For anyone who's read my blog posts before, you wont have seen much (if any) content on here about horses, but turns out there's a first for everything. Bear with me though as it looks like I saved my "horse content" for just the right time.
Like the majority of the rest of the development community, I've spent the past couple of years both amazed and a little bit terrified about how AI powered development has taken over the industry. I've always been a developer who's excited about learning new things though, and this was a big one I could sink my teeth into.
Every few years a new technology comes along that I want to learn, and in those cases I have generally rebuilt my personal site that you're on now as a way to put the technology into play. I knew that I wanted to follow the same process for AI based development, but with the rapid pace of advancement in the technology, I was never really sure about when to attack this, until last month when I read a blog post published by Ryan Lopopolo from the OpenAI Tech Team about Harness Engineering and I knew now was the time to bite the bullet.

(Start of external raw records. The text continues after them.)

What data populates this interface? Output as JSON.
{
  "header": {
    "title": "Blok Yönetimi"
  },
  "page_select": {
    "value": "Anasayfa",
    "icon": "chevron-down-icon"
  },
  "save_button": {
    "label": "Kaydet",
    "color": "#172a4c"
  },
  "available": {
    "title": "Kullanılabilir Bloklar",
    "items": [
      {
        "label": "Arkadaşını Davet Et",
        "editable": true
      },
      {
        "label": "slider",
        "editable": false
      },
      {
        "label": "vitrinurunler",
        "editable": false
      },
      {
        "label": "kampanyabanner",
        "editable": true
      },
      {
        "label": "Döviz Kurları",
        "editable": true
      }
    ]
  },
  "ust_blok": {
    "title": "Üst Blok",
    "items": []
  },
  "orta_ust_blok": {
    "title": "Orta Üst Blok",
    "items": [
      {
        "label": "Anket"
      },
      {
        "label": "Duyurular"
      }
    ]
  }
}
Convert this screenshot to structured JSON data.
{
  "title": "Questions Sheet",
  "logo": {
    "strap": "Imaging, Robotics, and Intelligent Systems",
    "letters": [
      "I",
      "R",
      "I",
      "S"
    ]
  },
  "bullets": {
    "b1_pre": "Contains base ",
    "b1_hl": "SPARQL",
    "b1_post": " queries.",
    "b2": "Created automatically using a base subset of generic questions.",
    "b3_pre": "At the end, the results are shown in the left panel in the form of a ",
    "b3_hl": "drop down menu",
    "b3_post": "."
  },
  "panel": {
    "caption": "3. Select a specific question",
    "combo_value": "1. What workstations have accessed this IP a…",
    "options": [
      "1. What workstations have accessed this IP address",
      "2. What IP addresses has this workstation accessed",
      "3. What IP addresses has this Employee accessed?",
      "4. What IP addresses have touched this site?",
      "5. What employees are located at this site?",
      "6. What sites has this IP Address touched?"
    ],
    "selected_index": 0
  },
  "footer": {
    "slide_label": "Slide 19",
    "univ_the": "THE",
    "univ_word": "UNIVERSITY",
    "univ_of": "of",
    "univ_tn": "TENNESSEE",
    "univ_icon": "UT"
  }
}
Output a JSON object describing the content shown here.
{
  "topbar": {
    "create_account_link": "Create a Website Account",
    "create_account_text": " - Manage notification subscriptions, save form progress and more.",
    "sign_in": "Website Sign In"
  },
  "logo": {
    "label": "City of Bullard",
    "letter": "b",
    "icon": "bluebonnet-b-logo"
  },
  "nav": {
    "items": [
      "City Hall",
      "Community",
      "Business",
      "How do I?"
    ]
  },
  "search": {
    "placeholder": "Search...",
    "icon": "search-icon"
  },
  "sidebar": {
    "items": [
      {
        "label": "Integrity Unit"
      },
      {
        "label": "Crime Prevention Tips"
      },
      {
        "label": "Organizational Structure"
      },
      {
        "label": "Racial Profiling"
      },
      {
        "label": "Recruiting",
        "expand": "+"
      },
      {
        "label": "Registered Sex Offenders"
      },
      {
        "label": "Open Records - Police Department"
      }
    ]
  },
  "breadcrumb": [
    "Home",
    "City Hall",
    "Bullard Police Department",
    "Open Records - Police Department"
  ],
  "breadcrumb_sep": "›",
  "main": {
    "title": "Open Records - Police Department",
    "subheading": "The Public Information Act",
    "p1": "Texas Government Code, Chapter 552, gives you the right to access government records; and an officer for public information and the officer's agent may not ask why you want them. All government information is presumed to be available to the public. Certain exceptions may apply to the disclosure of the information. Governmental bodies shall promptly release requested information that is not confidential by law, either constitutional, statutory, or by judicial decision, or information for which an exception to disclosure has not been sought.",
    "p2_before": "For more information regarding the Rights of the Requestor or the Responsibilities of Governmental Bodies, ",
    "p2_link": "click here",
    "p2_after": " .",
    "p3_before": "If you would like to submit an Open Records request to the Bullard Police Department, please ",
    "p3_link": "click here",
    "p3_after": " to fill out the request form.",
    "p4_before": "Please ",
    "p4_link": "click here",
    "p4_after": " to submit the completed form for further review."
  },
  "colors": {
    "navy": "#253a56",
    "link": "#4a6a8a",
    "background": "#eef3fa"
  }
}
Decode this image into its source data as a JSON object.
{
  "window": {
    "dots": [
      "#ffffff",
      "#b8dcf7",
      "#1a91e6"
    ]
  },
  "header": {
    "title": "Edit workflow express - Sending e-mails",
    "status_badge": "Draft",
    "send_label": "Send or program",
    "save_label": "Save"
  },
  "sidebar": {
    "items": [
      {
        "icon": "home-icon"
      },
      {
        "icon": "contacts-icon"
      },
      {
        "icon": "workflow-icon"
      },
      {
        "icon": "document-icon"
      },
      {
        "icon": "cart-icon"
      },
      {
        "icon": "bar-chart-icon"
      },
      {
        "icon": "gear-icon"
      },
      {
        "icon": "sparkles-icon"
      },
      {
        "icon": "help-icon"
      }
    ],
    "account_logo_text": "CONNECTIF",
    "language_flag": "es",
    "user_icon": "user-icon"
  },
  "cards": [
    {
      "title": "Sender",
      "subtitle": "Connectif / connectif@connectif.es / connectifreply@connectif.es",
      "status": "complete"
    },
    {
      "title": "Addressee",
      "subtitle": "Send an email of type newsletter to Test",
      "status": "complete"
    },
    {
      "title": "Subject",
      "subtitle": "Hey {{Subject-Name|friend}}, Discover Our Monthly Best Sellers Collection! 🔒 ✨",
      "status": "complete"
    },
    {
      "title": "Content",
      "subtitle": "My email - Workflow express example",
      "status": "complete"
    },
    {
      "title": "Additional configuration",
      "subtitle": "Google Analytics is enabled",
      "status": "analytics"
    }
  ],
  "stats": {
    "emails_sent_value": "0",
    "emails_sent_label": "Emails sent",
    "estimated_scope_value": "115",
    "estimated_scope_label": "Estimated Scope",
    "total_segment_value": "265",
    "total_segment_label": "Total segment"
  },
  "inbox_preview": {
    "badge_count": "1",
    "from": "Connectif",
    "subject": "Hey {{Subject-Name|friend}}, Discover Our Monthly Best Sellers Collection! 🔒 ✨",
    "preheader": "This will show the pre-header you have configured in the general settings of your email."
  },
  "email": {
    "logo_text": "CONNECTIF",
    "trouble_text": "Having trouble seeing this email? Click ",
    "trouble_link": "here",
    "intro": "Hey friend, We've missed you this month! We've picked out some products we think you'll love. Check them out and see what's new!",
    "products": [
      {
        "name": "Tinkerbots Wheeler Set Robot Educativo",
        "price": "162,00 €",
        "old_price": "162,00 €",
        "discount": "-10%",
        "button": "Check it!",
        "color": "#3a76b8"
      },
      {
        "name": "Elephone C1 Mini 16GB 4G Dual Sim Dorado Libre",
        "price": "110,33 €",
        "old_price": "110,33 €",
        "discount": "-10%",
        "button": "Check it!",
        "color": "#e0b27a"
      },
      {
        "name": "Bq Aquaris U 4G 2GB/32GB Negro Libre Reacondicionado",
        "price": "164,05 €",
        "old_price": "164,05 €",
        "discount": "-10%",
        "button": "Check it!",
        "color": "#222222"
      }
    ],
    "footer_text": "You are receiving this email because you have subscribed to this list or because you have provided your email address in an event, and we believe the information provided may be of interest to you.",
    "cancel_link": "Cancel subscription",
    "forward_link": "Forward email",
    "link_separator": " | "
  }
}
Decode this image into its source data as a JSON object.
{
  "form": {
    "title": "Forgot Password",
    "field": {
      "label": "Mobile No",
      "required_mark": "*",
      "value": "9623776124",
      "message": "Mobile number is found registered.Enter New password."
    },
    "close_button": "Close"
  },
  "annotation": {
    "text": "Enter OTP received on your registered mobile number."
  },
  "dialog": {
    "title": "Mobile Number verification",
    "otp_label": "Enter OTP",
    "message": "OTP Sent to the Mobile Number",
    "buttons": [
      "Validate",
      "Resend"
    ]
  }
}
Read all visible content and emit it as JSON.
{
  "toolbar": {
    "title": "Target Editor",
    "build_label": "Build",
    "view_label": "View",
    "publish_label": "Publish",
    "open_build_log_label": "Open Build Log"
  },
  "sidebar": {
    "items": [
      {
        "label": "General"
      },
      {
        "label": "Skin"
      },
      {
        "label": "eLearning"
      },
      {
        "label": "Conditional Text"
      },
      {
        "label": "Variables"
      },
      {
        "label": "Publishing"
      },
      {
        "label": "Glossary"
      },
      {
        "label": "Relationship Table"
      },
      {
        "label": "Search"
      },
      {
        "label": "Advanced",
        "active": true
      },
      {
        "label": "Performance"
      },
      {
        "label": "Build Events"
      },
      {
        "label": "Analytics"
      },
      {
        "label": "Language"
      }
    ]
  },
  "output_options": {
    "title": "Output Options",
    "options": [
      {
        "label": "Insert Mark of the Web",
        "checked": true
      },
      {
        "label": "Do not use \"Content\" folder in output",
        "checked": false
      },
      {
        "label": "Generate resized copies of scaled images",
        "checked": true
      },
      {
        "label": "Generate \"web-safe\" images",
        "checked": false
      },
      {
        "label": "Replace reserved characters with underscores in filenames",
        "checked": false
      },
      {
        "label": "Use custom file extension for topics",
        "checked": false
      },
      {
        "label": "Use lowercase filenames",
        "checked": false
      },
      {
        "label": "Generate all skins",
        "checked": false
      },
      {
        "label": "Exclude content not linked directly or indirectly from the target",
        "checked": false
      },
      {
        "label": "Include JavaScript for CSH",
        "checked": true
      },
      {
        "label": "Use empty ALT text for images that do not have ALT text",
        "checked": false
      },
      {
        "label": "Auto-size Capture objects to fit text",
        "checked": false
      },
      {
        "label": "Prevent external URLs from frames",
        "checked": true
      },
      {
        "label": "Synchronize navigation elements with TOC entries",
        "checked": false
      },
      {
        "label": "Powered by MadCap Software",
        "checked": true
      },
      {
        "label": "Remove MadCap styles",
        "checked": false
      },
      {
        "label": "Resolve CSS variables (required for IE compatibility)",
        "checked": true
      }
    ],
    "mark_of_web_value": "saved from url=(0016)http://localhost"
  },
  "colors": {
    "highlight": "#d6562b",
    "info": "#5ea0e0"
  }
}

I'm planning to write much more on this subject as it has been a decent learning curve for me, but it's been some of the most fun I've have writting code (or not writing it as the case maybe), in a very long time!
The basic concept is that you think of AI like a horse, it's fast and it's powerful, but for the vast amount of people, if you try an ride it bareback then you're going to have a bad time. Thats why you need to develop a Harness for the horse, allowing you to make use of the power and speed it provides while being much more in control of where the final destination is.
In reality the what you end up building is a team of agents, each with a tightly bound function. They can't stray outside of their designated function, and there is an orchestrator agent who is repsonsible for invoking each of them. The orchestrator is repsonsible for invoking them in the correct order, and also ensuring that they complete succesfully before invoking the next one.
All of this comes together through a series of markdown files that are used to define how this system comes together. This covers everthing from how the agents themselves function, the different actions they can perform, the files in the repo they have access to in order to perform their job, and how communication and state management is handled throughout all of this.
I'm planning to write all of this up in the coming weeks, as it's been an amazingly enjoyable learning journey for me to pull it all together and I'm hoping this series will help others looking to build software in the same way. It took a few attempts to get the Harness into a state where I was happy with it, and it is now churning out features for this Next.js site with ease. I do think that when I complete this the next time the process will be much faster with everything I've learned.
So my aim is write content covering how I built my setup, what actions worked well, and crucially what didn't. We're going to go over the different agents and their roles, artifact generation, human-in-the-loop review process, execution boundaries, the process I went through pulling all of this together and crucially where I want to take it next.